Sie stand leise auf, ging zur Tür und trat ins Freie. Eine wundervolle Luft. Kalt war es geworden in dieser Nacht. Auf den Wiesen lag Nebel. Und die Luft war erfüllt vom Duft des Lavendels, von Thymian und Rosmarin.
Plötzlich schreckte sie hoch.
Da drüben, unter den Bäumen, hatte sich da nicht etwas bewegt? Sie blickte genau hin, aber es war noch zu dunkel, um etwas zu erkennen. Nein, es war nichts.
Doch. Jetzt sah sie es deutlich. Da war ein Mensch. Jetzt trat er heraus aus dem Dunkel der Bäume, blieb stehen, mußte sie genauso sehen wie sie ihn.
Die Polizei. Da war sie schon. Man hatte seine Spur schnell gefunden.
In ihrem Kopf rasten die Gedanken. Was konnte sie tun? Nichts konnte sie tun. Drinnen schlief Danio, und in dem anderen Raum schlief das entführte Mädchen. Und ihre Pistole hatte sie auch nicht bei sich. Wozu auch? Sollte sie eine Schlacht mit der Polizei beginnen, ausgerechnet sie, ausgerechnet hier oben? Der Gedanke war so absurd, daß sie fast gelacht hätte.
Die Situation war aussichtslos. Auch wenn das Mädchen freiwillig mitgegangen war, wie er sagte, eine Entführung war es schließlich doch.
Sie trat unwillkürlich einen Schritt ins Freie, atmete tief diese köstliche Morgenluft ein.
Mein letzter Morgen in Freiheit, dachte sie.
Die ganze Familie Valmeraine ist zum Untergang verdammt, warum sollte es mich verschonen?
Sie ging noch einen Schritt vorwärts. Der Regen hatte nun ganz aufgehört, der Duft der Pflanzen war noch stärker geworden, irgendwo zirpte ein Vogel, und über dem Wald im Osten wurde es heller.

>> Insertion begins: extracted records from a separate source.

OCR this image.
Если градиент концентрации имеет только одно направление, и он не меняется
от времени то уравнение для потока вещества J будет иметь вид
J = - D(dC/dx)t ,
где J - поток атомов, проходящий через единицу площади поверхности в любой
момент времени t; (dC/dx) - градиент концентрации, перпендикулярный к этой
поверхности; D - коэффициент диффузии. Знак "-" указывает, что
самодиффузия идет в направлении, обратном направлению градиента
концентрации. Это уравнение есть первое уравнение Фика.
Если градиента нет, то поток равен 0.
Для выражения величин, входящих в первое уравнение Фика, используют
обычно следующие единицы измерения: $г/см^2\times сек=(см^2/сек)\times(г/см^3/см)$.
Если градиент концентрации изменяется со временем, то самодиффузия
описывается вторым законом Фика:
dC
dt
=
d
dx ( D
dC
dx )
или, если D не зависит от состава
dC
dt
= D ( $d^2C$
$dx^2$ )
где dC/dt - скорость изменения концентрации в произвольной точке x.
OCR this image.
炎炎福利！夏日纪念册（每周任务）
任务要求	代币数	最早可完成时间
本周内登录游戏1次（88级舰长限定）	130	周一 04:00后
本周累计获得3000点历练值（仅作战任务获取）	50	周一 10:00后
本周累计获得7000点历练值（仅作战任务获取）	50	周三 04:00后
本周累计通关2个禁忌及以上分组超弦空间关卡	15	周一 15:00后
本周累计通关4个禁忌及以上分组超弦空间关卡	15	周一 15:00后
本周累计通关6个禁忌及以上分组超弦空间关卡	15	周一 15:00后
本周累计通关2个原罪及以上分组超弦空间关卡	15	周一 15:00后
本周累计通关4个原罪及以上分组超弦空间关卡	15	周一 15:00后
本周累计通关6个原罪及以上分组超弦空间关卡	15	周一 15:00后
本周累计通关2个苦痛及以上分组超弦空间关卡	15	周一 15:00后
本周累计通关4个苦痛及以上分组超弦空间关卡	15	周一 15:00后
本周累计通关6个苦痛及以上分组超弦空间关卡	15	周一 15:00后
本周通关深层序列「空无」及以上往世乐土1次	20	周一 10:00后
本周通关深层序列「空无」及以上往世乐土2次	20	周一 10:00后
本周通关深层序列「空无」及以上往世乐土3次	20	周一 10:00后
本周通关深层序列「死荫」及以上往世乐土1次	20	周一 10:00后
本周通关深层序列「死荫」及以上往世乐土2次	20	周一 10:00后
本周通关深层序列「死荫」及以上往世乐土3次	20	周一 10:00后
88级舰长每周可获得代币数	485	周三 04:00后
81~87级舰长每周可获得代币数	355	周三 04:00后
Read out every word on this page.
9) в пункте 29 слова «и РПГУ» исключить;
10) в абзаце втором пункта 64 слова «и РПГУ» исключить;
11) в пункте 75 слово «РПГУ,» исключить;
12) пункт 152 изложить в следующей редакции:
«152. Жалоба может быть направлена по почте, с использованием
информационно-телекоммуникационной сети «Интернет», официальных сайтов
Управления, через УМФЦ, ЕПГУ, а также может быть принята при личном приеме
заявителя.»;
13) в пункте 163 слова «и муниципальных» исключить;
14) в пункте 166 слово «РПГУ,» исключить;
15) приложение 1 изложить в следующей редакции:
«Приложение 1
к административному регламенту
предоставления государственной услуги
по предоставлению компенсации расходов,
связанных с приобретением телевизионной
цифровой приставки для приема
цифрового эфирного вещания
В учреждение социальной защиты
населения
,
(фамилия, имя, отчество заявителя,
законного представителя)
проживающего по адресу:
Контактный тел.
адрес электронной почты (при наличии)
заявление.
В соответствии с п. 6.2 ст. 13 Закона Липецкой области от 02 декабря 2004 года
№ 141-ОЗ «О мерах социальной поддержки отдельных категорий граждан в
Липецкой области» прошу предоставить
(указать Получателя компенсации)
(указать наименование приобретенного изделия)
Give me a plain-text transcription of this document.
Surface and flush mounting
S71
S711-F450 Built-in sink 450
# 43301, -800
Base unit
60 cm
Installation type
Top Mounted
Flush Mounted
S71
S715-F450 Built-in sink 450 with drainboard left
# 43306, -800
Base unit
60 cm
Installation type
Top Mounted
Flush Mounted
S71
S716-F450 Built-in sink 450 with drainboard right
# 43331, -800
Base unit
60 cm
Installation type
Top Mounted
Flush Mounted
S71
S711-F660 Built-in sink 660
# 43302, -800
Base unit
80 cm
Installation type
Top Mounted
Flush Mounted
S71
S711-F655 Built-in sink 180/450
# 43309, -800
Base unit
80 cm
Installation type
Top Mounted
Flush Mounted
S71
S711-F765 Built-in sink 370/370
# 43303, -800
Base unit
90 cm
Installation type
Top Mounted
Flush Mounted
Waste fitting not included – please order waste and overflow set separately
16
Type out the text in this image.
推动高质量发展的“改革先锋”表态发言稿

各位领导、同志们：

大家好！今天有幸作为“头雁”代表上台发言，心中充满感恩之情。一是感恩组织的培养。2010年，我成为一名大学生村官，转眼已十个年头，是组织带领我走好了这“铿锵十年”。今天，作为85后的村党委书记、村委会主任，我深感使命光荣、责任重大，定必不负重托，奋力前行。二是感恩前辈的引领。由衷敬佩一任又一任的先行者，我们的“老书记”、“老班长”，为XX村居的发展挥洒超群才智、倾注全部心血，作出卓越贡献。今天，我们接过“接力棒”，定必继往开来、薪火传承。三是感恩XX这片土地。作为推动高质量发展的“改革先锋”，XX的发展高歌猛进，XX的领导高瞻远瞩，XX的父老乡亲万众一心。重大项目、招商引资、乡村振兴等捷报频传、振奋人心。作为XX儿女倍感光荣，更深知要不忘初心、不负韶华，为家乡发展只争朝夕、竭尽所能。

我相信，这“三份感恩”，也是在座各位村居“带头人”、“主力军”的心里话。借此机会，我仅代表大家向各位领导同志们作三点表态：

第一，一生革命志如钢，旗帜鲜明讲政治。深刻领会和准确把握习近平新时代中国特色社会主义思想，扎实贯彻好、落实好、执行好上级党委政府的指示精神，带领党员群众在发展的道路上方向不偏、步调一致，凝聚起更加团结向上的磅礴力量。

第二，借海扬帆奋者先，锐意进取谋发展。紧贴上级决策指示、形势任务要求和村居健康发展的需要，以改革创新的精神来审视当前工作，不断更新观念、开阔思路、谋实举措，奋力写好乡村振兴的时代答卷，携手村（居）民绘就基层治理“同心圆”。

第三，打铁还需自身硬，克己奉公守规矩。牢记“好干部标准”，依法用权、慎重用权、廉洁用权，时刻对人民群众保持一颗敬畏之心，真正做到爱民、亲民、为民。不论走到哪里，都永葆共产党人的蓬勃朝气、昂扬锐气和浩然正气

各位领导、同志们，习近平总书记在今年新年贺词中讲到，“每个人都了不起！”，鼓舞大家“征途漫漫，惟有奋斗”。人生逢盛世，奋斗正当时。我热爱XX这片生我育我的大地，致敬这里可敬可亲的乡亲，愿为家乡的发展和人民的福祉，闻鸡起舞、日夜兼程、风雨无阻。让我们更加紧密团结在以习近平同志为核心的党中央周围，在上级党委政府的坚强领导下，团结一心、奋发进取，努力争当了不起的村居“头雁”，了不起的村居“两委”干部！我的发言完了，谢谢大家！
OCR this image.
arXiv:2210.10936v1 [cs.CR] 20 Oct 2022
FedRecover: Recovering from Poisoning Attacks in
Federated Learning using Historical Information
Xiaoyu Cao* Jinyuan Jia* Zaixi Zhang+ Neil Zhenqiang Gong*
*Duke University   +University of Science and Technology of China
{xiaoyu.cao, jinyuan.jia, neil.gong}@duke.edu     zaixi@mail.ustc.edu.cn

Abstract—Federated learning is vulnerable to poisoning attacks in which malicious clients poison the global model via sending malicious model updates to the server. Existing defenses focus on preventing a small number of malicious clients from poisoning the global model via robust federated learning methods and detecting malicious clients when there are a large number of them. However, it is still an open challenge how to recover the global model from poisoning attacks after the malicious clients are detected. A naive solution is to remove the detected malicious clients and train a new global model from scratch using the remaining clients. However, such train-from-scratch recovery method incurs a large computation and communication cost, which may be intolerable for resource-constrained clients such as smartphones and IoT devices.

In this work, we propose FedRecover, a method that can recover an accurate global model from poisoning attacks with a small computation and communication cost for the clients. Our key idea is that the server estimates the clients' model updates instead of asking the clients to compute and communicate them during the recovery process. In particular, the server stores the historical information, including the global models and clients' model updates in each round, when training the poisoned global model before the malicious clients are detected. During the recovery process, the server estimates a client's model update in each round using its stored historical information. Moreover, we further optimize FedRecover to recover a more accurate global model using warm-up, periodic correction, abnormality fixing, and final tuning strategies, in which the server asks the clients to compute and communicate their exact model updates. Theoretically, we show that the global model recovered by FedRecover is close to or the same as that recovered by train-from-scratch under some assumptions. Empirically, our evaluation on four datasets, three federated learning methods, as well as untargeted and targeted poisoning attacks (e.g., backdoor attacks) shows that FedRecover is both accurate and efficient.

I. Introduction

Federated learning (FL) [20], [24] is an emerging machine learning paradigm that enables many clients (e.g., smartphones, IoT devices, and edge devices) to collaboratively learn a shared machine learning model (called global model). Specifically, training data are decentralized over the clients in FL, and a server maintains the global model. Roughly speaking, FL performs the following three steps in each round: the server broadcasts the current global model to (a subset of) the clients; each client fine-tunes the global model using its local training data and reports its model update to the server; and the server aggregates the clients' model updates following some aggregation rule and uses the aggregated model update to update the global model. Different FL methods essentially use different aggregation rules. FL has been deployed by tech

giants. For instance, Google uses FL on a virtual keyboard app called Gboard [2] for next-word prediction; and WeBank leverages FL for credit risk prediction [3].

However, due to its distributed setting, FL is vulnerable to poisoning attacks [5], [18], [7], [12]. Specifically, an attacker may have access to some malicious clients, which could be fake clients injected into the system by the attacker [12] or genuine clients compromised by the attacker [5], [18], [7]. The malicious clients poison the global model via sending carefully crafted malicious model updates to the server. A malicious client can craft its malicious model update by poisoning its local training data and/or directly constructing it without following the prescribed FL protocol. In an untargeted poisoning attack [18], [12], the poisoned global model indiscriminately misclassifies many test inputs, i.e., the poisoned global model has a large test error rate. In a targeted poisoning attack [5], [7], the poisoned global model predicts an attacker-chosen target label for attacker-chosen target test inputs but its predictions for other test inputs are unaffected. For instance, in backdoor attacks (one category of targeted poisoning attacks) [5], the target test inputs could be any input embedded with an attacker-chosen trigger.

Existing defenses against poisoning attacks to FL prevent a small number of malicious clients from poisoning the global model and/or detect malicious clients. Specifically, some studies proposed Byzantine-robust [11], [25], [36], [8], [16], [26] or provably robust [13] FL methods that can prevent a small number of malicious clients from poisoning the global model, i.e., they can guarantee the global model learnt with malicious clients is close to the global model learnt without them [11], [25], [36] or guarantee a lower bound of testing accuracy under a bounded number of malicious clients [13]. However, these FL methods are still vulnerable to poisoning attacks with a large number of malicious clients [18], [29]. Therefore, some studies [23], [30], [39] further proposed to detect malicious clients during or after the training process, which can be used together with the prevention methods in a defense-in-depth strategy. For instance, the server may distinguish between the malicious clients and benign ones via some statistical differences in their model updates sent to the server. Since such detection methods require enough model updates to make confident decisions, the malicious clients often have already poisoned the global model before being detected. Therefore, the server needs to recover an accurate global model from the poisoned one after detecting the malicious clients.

Dido trug keine Schuhe, barfuß in dem kurzen roten Kleid, wie eine Schlafwanderin, ging sie über die nasse Wiese, auf den Wald zu, und sie überlegte dabei, auf welche Weise sie sich töten solle. Man würde ihr erlauben, ein paar Sachen mitzunehmen, und so kam sie auch zu Melizas Beutelchen mit dem Pulver. Wie gut, daß sie es so sorgfältig aufbewahrt hatte. Sie würde gar nicht abwarten, was aus der ganzen Sache würde, am besten, sie nahm es gleich. Nun konnte sie auch Danio nicht mehr helfen.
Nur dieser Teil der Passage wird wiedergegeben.